Joseph Roth: Hiob. Burgtheater

Am besten, man vergisst Roths Roman und sieht die Aufführung mit unverstelltem Blick, ohne Erinnerung daran, mit welchem Leid Roth seine Figuren erfüllt hat und wie sehr man dadurch erschüttert wurde.

Leiden müssen in der Inszenierung alle. Schauspieler, weil es der Text so will, Zuschauer, weil die Aufführung viel zu lang ist.

Zu Beginn fasziniert das scherenschnittartige Bühnenbild (Stefan Hageneier): Auf einer ins Unendliche gähnenden Leere bewegen sich die Menschen, verloren in ihrer Einsamkeit. Amerika leuchtet als Hoffnungsland in hellem Schriftzug, dann wieder als Land, das keine Heimat sein kann, weil zu fremd, in schwarzen Großbuchstaben. Aha, denkt man, der Regisseur Christian Stückl setzt auf Abstraktion, um dem Pathos zu entgehen. So sieht man mehr interessiert als geschockt zu, wie die drei Geschwister den epileptischen Bruder Menuchim (Tino Hillebrand) ertränken wollen. Man sieht gerührt zu, wie der Vater Mendel Singer seinen Sohn füttert und versucht, ihm Worte zu entlocken. Vergebens, denn mehr als „Mama“ bringt Menuchim nicht heraus. Man staunt über die Stärke und Klarheit von Deborah Singer (großartig Regina Fritsch), die sich gegen ihren Mann auflehnt, der nur in seinen Schriften lebt und den der Glaube weltfremd macht.

Der eine Sohn will zu den Soldaten, die Tochter treibts mit den Kosaken.

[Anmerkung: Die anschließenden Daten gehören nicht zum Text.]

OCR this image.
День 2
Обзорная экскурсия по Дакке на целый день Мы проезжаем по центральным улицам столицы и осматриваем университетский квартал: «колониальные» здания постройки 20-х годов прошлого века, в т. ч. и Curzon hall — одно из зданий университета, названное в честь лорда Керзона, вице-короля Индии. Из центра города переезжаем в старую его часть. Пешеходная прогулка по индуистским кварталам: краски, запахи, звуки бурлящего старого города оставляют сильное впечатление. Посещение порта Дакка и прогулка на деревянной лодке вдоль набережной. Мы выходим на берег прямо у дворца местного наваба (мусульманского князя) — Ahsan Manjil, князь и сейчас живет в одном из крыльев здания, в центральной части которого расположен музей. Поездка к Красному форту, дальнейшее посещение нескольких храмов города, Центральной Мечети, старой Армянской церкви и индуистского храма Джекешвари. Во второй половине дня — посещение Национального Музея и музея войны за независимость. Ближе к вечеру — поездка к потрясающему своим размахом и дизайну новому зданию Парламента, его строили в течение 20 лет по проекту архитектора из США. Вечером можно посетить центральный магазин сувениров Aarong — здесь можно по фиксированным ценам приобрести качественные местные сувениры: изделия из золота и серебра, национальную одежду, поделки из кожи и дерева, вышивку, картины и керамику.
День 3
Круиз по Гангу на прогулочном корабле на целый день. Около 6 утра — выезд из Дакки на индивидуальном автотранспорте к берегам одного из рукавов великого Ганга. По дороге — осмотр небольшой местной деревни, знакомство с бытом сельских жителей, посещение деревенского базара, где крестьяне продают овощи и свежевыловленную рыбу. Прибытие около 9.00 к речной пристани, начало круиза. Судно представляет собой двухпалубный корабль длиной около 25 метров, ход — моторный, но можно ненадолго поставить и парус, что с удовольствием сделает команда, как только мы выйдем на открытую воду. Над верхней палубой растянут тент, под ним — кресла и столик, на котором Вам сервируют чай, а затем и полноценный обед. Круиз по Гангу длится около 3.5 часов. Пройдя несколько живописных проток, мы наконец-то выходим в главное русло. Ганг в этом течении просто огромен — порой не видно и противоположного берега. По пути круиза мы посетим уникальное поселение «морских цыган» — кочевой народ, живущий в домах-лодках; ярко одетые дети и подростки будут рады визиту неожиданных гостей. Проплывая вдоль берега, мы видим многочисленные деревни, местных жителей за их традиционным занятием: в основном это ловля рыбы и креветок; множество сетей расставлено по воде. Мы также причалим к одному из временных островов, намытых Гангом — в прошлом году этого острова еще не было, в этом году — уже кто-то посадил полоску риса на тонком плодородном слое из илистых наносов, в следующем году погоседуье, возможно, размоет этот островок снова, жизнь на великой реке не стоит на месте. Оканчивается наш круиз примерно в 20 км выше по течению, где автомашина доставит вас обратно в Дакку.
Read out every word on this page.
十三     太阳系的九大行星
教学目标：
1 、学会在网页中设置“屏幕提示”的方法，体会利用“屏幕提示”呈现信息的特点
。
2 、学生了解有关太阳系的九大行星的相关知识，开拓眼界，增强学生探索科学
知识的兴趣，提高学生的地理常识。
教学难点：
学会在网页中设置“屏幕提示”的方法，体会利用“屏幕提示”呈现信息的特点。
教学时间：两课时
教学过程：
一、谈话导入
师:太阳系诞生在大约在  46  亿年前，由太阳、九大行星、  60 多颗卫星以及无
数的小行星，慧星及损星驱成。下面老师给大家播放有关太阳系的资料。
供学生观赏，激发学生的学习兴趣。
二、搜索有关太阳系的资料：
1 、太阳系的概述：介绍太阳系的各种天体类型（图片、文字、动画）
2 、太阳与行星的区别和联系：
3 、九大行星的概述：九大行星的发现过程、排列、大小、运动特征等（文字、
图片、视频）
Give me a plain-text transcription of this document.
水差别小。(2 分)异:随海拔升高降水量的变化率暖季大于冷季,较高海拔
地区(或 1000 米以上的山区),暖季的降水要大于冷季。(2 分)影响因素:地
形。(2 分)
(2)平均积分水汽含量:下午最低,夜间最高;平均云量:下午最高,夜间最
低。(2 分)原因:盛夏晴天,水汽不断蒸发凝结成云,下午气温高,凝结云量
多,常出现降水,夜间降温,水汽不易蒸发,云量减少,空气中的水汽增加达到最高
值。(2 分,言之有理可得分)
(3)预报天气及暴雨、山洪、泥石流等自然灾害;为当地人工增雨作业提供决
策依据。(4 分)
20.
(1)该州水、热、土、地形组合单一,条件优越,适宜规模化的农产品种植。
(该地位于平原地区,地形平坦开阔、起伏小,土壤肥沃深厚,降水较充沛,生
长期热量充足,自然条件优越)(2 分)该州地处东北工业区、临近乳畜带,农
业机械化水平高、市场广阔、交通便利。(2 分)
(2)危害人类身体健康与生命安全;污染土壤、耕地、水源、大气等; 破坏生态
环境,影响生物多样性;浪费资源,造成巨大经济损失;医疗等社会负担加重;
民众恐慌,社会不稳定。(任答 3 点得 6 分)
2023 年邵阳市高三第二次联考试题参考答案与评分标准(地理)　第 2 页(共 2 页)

Mendel und seine Frau müssen raus aus Russland – die Notwendigkeit der Flucht lässt der Regisseur beiseite. Das Geld reicht nur, um einen Sohn mitzunehmen. Welchen mitnehmen? Welchen zurücklassen? Ab da vermisst man die Tragik, die diesem Roman innewohnt. Hier waltet eher der Zufall als ein schweres Schicksal. Menuchim bleibt unversorgt zurück – geht halt nicht anders. Der Sohn, den man nicht freikaufen kann, wird Soldat. Geht halt nicht anders.

Nach der Pause wachen alle in Amerika auf. Nun spult Michael Sturminger alle Amerika- und Flüchtlingsklischees durch. Ab da ist die Spannung draußen, man wartet nur auf das unglaubliche und unverhoffte Erscheinen Menuchims. Er ist dann kein Retter, sondern ein knochentrockener Karrierist. „Ich muss jetzt gehen. Ich habe gleich Orchesterprobe“, sagt er zu seinem Vater, der sein Glück noch gar nicht fassen kann. In dieser Szene verspielt Sturminger viele Chancen: Mendel Singer – noch ganz in der Rolle des Gottverleugners und Verzweifelten, erkennt Menuchim nicht sofort. Langsam dämmert ihm, wer vor ihm steht. Diese Szene müsste vor Spannung knistern (ähnlich wie die Erkennungsszene zwischen Elektra und Orest). Wenn sie daneben geht, weil zu banal, dann deswegen, weil alle – inklusive dem Regisseur – Angst vor Pathos haben. Aber wer sich an diesen Roman wagt, der muss Mut zum Pathos haben. Sonst wird’s nichts.